Dir - Charlie McDowell
Overall: GOOD
The darkly comedic thriller Windfall utilizes its rudimentary premise to deconstruct some rather effective relationship, wealth, and class dynamics. No less than four people were credited with the story, two of which penned the actual screenplay, and all three lead actors served as producers along with director Charlie McDowell. Certainly Coen brothers inspired in that it has what is usually a glamorized criminal scenario that instead persistently and humorously goes wrong, great efforts seem to be maintained in basing the plot in some semblance of realism.
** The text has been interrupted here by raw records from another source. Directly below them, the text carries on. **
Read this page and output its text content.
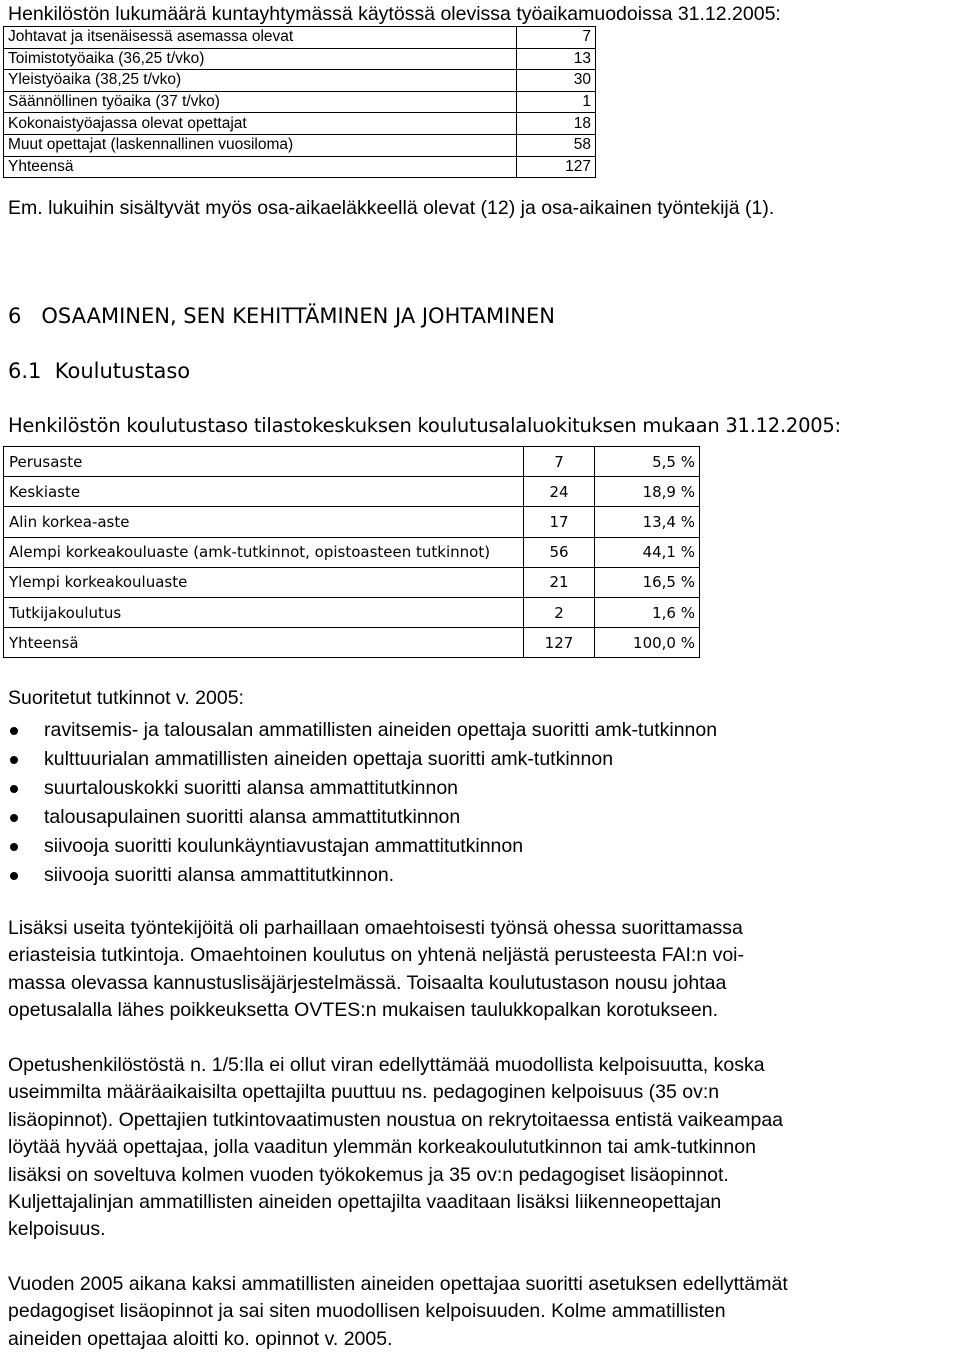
Henkilöstön lukumäärä kuntayhtymässä käytössä olevissa työaikamuodoissa 31.12.2005:

Johtavat ja itsenäisessä asemassa olevat	7
Toimistotyöaika (36,25 t/vko)	13
Yleistyöaika (38,25 t/vko)	30
Säännöllinen työaika (37 t/vko)	1
Kokonaistyöajassa olevat opettajat	18
Muut opettajat (laskennallinen vuosiloma)	58
Yhteensä	127

Em. lukuihin sisältyvät myös osa-aikaeläkkeellä olevat (12) ja osa-aikainen työntekijä (1).

6   OSAAMINEN, SEN KEHITTÄMINEN JA JOHTAMINEN

6.1  Koulutustaso

Henkilöstön koulutustaso tilastokeskuksen koulutusalaluokituksen mukaan 31.12.2005:

Perusaste	7	5,5 %
Keskiaste	24	18,9 %
Alin korkea-aste	17	13,4 %
Alempi korkeakouluaste (amk-tutkinnot, opistoasteen tutkinnot)	56	44,1 %
Ylempi korkeakouluaste	21	16,5 %
Tutkijakoulutus	2	1,6 %
Yhteensä	127	100,0 %

Suoritetut tutkinnot v. 2005:

ravitsemis- ja talousalan ammatillisten aineiden opettaja suoritti amk-tutkinnon
kulttuurialan ammatillisten aineiden opettaja suoritti amk-tutkinnon
suurtalouskokki suoritti alansa ammattitutkinnon
talousapulainen suoritti alansa ammattitutkinnon
siivooja suoritti koulunkäyntiavustajan ammattitutkinnon
siivooja suoritti alansa ammattitutkinnon.
Lisäksi useita työntekijöitä oli parhaillaan omaehtoisesti työnsä ohessa suorittamassa
eriasteisia tutkintoja. Omaehtoinen koulutus on yhtenä neljästä perusteesta FAI:n voi-
massa olevassa kannustuslisäjärjestelmässä. Toisaalta koulutustason nousu johtaa
opetusalalla lähes poikkeuksetta OVTES:n mukaisen taulukkopalkan korotukseen.
Opetushenkilöstöstä n. 1/5:lla ei ollut viran edellyttämää muodollista kelpoisuutta, koska
useimmilta määräaikaisilta opettajilta puuttuu ns. pedagoginen kelpoisuus (35 ov:n
lisäopinnot). Opettajien tutkintovaatimusten noustua on rekrytoitaessa entistä vaikeampaa
löytää hyvää opettajaa, jolla vaaditun ylemmän korkeakoulututkinnon tai amk-tutkinnon
lisäksi on soveltuva kolmen vuoden työkokemus ja 35 ov:n pedagogiset lisäopinnot.
Kuljettajalinjan ammatillisten aineiden opettajilta vaaditaan lisäksi liikenneopettajan
kelpoisuus.
Vuoden 2005 aikana kaksi ammatillisten aineiden opettajaa suoritti asetuksen edellyttämät
pedagogiset lisäopinnot ja sai siten muodollisen kelpoisuuden. Kolme ammatillisten
aineiden opettajaa aloitti ko. opinnot v. 2005.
Along the way, several dramatic tropes are subverted in an intentionally frustrating manner; we never do learn the exact motive or hardly any details about Jason Segel's character, no matter how many opportunities the script presents to have such details revealed. Cleverly though, we learn what matters which is just enough. The tension is wracked up systematically, throwing more chaos on top of things just when it seems that some sort of "happy ending" is within grasp. Along with Segel, Lilly Collins and Jesse Plemons are also in top form and overall the movie is a juicy bit of material to engage with.